The solution here might be two-fold:
- Using drop-down lists (described above)
- Filling a couple of examples of data in the table and providing a read-me on the first page/sheet
Limit string values
Refraining the possibility to enter a string value where other values are required greatly diminishes errors in the database. With just this setting you will reduce all weird data entries such as: ???, ?, 1? 1-2, maybe 3 and so on. In this article I have already referred to it and given reasons on why this is important. I encourage you to read this in the first place.
In this video you can learn how to create a data type control in Excel:
- Choose a column to allow only numeric values
- Go to Data – Data Validation – settings
- Allow: custom, Formula: “=ISNUMBER(A2)”
In Excel, you can either forbid creating duplicates by using Data Validation or VBA coding (here is how), or you can create a rule (or custom formatting) that highlights duplicated values. In this way, each user will be notified in the event of duplicated value that has to be unique.
Regulate data accessibility
This is another important and often neglected (or improperly managed) stage. A database is not for everybody to edit. Especially not entirely. I have thousands of examples when one user made changes that in the end were incorrect and led to costly project changes in the later phase. Errors can derive from many sources:
- Simple mistakes (editing the wrong field or misclick)

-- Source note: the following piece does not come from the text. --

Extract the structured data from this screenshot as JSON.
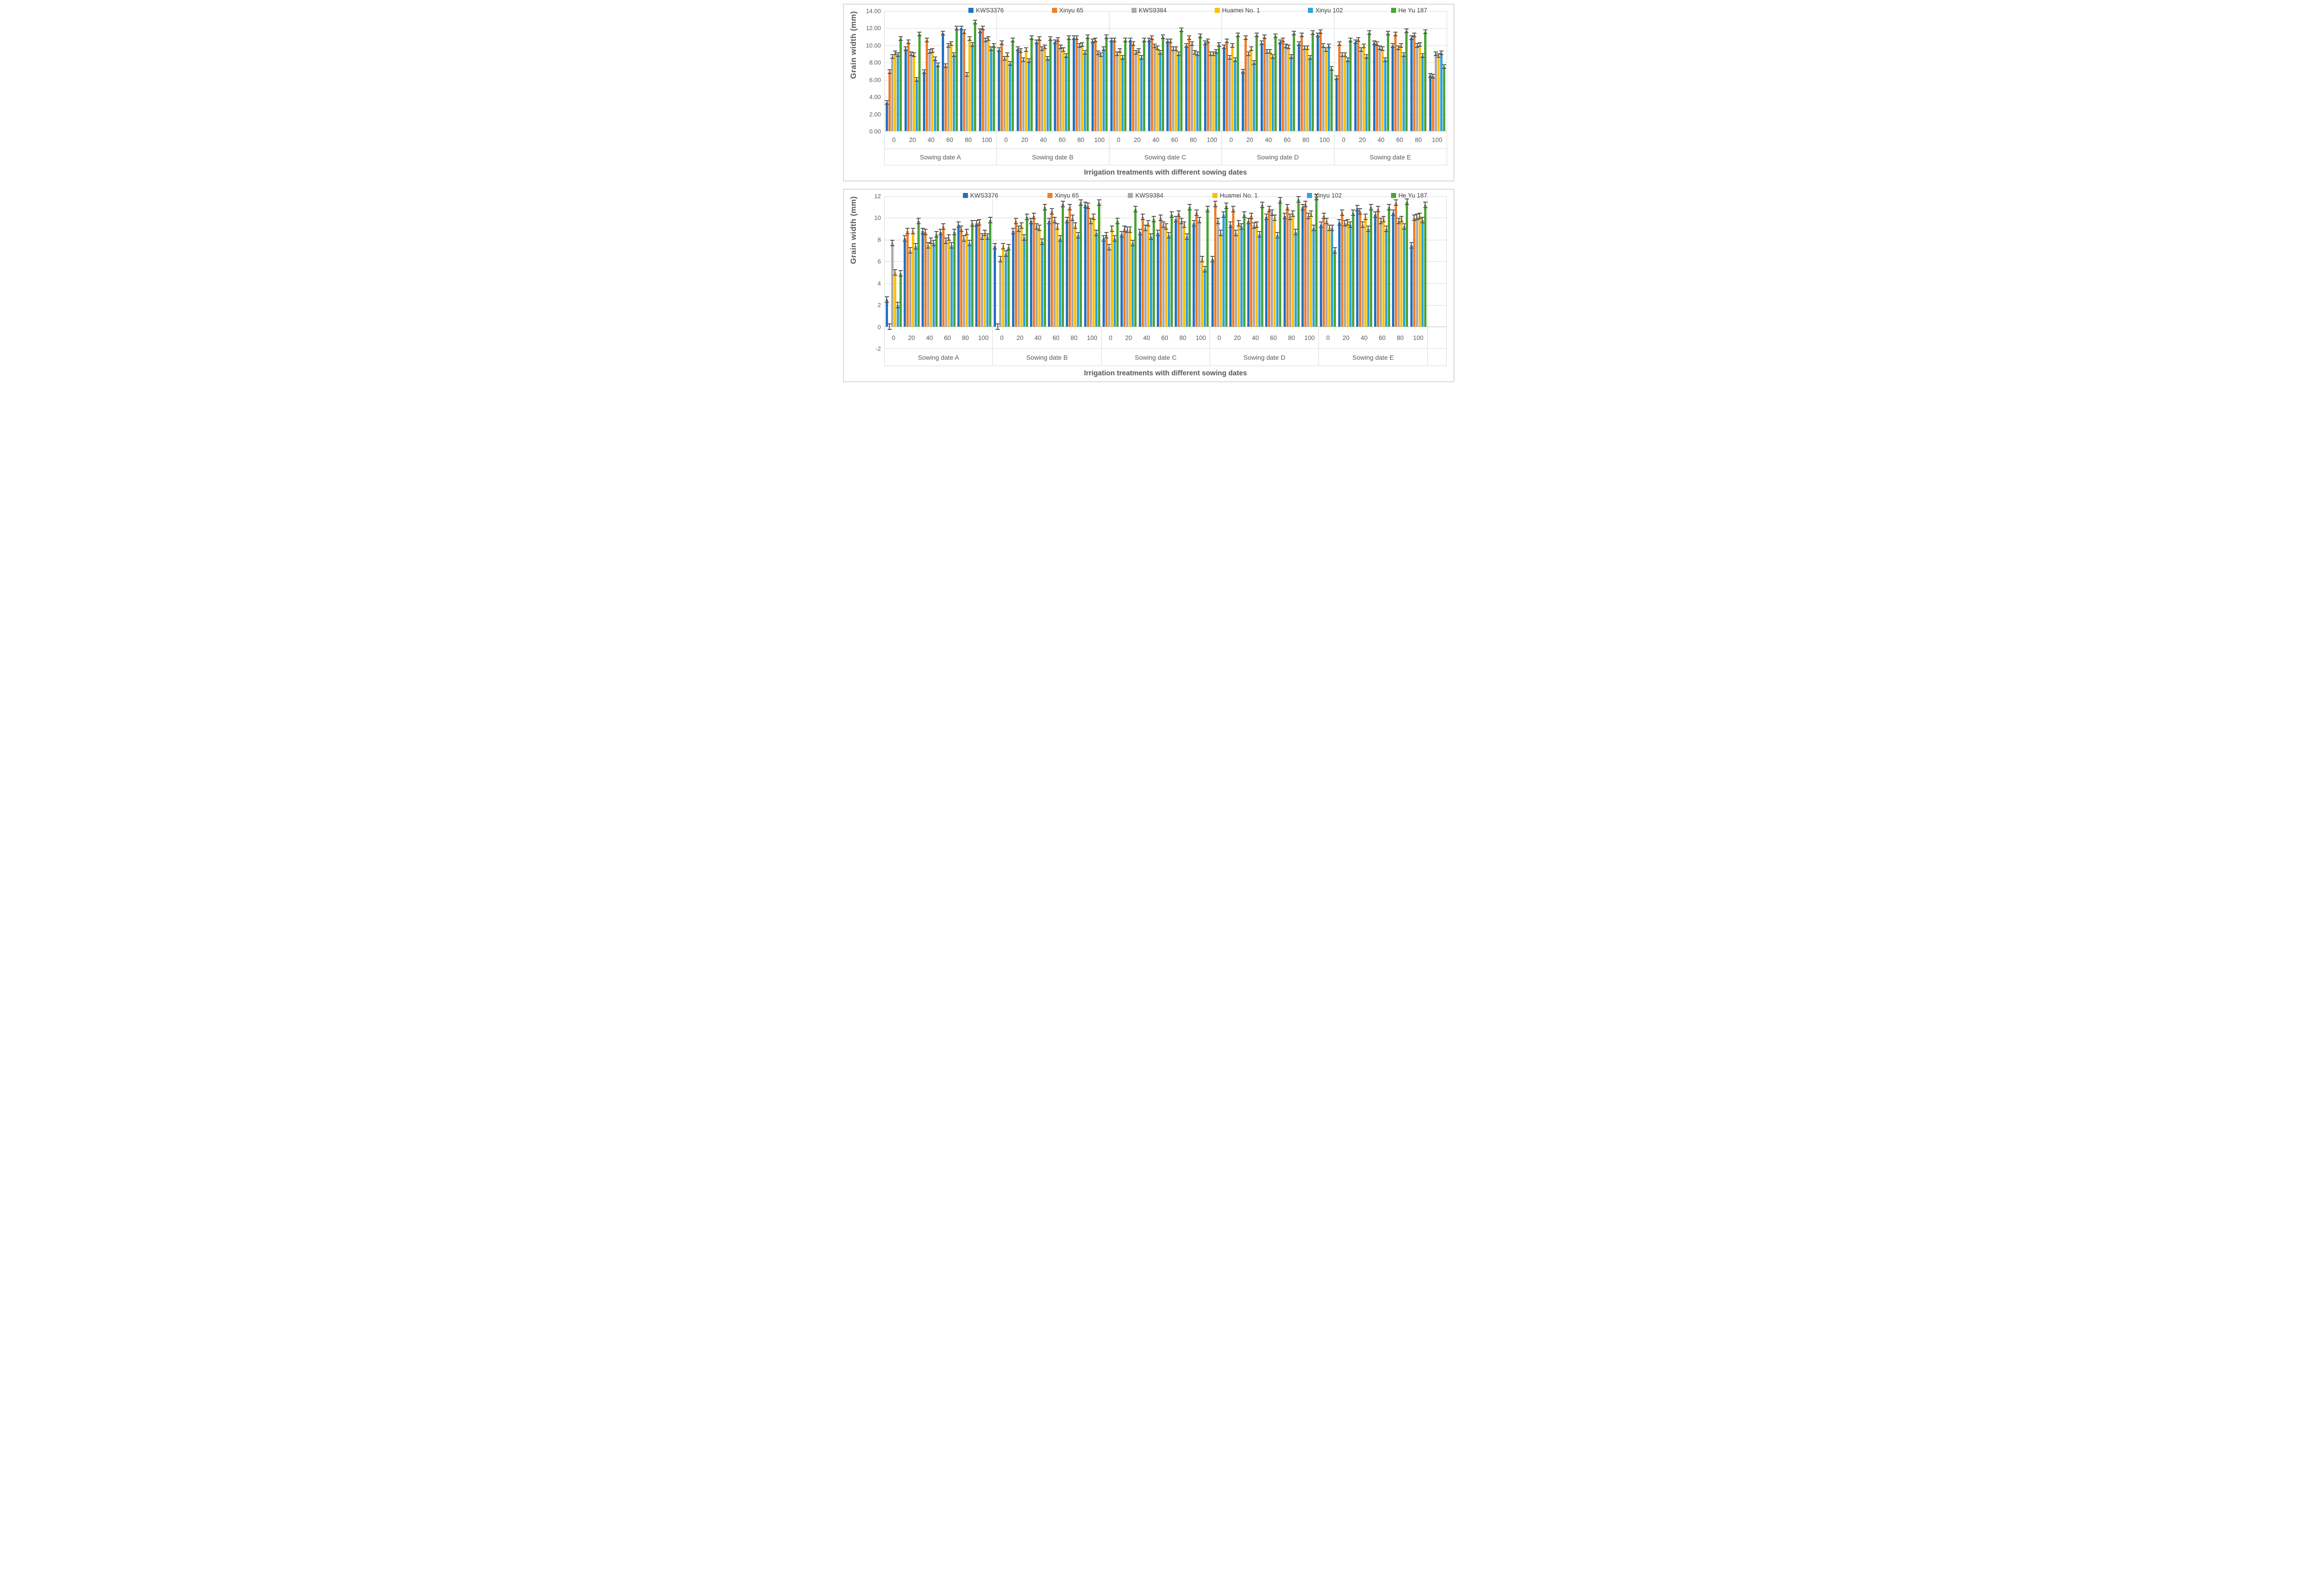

- Insufficient knowledge (“I think this should be correct…”)
- Lack of discipline (“Yeah, I know changes are not allowed, but I think this is critical here…”)
- Unawareness of the consequences (“I have only changed one piece of equipment, it’s not much!”)
And so on, and so forth. Either way, in the end, the project has to pay for the wrong data.
This is the reason why I reckon regulating data accessibility is such an important measurement to undertake and maintain throughout the project. This means both giving access to new people only after training and removing access to those who have finished their job in the database.
It is difficult to provide you with any example of how to perform it in practice since every software is different. In Excel, you can have only read/write/comment access. Though you can limit them in time. Maybe it is worth considering?
Review and clean data
Even though you set requirements for the data types. Even though you have automated data entry wherever feasible. Even after setting up rules and conditions to prevent duplicates and after restricting access only to relevant people.
You will still get errors in your data set.
There is nothing you can do about it – errors will come. To reduce their impact on the project you should do regular checks and maintain high-quality data (you have to define what it exactly means. Yet allow it to be below 100% accurate!). You can read how to perform data quality checks here.
Periodicity of such a review is individual for every data set. It depends on how big it is (bigger sets tend to get more errors), how many people have edit rights (the more people, the more errors), how often the new data is entered (more often, more errors) and how difficult and how time-consuming is doing such an audit (the more time, the less often).
The article presented some basic measurements to maintain project data on a high level. Of course, the list is not comprehensive. Especially when sophisticated, data management software come into place. I tried to draw your attention to the creation of better spreadsheets and maintaining high-quality data level in AEC projects. I reckon this is a good start.
What do you think about the presented measurements? Do you have any additional on your project? Let me know! Also, if you know a person that would learn something new from this article – send it to him/her straight away!
1 In any document, you will find at least 3 errors,
2 Re-read at least 3 times.
Very much true to any document that is possible to check within a reasonable amount of time. Though re-reading a database containing tens of thousands rows is rather a daunting task. That’s why it is so important to get it right straight away while entering the data.